As diligently as he tried, the feeble man's attempts at defiance grew weaker—even the brute saw that. He used his right hand to effortlessly pick up his prisoner by the back of his robe so that they faced each other. With the other hand, the brute lifted his club once more.

"Wait," muttered the prisoner in reluctant submission. "I'll go."

"Hm," grumbled the brute, almost disappointed that he would not get the satisfaction of another strike.

He released the man so that he fell clumsily once more, and the man scrambled to his feet in a futile attempt to salvage some honour of his.

The brute kept a close eye on his prisoner as he led him out into the thick cloud of smog which enveloped the many exhausted slaves and workers of the kingdom. All around them was the clambering of hammers striking various metals and minerals, sparks flying about and searing the already overheated skin. For the prisoner, the heat was not the insufferable part, though; it was the labour.

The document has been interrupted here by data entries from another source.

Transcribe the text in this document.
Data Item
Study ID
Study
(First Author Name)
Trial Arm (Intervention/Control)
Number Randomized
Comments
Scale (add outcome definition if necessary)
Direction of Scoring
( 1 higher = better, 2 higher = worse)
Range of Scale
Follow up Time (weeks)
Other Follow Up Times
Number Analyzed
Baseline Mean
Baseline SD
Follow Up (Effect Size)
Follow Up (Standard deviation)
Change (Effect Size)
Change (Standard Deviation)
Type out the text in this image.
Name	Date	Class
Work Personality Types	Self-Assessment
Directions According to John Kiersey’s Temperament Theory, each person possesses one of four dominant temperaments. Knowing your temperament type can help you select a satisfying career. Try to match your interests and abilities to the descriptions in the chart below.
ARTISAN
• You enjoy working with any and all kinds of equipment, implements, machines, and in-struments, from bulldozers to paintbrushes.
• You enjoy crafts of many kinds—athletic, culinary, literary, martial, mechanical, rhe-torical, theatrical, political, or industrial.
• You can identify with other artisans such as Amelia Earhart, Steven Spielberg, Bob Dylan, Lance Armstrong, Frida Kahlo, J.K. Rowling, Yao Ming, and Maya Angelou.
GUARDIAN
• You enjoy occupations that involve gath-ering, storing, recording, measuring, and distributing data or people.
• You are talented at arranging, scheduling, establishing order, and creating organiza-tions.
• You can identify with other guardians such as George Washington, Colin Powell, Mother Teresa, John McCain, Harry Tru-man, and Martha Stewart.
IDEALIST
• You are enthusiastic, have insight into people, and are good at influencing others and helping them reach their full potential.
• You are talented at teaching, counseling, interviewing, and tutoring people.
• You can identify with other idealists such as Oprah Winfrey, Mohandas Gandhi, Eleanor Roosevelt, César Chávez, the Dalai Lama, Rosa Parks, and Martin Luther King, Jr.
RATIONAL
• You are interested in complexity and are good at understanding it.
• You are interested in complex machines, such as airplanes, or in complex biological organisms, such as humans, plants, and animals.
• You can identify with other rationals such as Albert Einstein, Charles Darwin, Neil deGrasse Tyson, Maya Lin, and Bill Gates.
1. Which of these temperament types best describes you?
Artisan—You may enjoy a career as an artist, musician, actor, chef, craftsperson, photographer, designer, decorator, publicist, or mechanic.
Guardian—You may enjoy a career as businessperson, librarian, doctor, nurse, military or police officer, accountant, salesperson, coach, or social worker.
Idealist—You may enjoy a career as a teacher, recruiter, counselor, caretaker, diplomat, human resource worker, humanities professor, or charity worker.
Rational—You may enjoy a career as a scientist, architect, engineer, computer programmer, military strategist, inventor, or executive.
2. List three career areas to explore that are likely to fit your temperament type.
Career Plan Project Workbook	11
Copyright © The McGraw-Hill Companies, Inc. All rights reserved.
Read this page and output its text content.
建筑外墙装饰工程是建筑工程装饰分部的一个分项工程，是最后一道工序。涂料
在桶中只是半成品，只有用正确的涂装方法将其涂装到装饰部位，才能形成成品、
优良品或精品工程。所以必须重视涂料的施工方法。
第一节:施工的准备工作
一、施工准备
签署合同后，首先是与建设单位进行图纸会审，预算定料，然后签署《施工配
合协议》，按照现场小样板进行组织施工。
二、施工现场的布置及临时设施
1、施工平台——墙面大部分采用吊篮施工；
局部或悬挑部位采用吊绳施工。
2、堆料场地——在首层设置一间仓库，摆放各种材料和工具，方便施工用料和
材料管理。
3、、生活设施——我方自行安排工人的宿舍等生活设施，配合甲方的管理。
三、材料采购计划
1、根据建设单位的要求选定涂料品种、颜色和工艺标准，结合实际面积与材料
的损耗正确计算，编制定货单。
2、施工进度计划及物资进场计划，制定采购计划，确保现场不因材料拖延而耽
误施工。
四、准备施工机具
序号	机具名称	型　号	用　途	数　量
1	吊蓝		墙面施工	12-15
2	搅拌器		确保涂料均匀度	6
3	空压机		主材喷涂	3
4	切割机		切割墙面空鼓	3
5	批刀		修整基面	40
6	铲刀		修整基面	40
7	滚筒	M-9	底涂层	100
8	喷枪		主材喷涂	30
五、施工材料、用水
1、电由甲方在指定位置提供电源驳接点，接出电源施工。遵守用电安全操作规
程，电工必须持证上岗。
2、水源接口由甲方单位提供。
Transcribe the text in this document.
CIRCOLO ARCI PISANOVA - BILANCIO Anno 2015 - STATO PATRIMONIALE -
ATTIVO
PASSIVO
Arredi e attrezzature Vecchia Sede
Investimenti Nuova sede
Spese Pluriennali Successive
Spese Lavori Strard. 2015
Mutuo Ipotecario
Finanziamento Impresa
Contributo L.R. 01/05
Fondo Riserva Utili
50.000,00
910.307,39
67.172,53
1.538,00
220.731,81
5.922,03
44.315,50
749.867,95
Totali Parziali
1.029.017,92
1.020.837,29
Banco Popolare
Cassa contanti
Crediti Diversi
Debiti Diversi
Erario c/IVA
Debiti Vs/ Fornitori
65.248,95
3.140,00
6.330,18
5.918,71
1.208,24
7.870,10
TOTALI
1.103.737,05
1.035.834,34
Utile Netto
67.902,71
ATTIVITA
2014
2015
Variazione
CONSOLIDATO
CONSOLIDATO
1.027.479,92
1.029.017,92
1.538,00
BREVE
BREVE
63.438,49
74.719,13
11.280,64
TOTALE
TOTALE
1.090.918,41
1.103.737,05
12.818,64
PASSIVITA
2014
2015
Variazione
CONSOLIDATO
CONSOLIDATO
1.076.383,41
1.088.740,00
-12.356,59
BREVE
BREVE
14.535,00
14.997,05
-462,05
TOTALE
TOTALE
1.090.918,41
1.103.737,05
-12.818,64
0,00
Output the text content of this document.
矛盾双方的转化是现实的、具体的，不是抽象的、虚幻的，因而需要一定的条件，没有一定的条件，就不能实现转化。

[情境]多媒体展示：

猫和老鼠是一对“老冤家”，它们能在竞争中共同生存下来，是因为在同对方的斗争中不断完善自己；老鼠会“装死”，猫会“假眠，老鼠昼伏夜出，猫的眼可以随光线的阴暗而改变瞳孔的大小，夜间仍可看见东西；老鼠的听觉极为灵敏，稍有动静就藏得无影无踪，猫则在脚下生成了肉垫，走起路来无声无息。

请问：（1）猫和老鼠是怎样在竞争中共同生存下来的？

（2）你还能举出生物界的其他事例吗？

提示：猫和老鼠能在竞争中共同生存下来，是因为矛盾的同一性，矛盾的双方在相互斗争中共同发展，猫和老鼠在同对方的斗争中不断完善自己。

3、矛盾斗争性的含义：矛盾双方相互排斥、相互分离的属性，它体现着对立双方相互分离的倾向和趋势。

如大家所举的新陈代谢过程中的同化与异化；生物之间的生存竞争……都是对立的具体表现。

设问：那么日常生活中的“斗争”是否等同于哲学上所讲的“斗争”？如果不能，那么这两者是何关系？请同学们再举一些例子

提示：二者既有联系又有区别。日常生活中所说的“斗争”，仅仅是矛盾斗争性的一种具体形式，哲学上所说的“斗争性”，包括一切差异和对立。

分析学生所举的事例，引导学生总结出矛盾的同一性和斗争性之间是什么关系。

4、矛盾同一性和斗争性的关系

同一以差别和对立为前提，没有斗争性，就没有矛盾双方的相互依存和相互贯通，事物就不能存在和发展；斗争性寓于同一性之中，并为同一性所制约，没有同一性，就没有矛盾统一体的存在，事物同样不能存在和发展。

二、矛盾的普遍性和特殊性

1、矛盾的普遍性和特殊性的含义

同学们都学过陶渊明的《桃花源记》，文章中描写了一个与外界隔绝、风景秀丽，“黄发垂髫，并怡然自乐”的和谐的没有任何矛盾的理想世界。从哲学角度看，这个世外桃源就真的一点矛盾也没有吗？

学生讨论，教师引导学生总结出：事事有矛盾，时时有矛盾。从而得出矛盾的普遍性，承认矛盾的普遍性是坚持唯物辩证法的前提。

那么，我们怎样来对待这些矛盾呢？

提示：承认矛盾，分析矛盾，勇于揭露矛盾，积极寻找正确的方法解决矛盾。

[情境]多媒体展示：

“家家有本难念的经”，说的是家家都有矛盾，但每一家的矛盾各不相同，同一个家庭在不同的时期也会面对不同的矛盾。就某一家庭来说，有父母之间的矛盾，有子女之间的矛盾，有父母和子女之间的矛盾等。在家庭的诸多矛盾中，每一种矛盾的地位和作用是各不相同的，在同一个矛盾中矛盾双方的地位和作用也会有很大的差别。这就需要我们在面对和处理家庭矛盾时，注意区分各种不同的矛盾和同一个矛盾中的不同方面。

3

The prisoner and the brute stopped once they reached a mountainous heap of rubble and minerals. The brute nodded to the man to begin work, and the man obeyed. His hands still encased in the bulky bricks which constrained him, the prisoner awkwardly scooped up all the minerals he could sort out of the pile and dropped it into one of the many wheelbarrows scattered next to the pile. The brute gave him a firm shove forwards, and the prisoner began to wheel the heavy wheelbarrow onwards.

His route was a long one; his task gruelling. The brute followed lazily as his prisoner slugged the wheelbarrow up a long, steep ramp which led to the top of the kingdom's walls. They were built of strong volcanic rock, complementing the various black and ruby-red rocks and minerals which decorated the volcanic city-centre.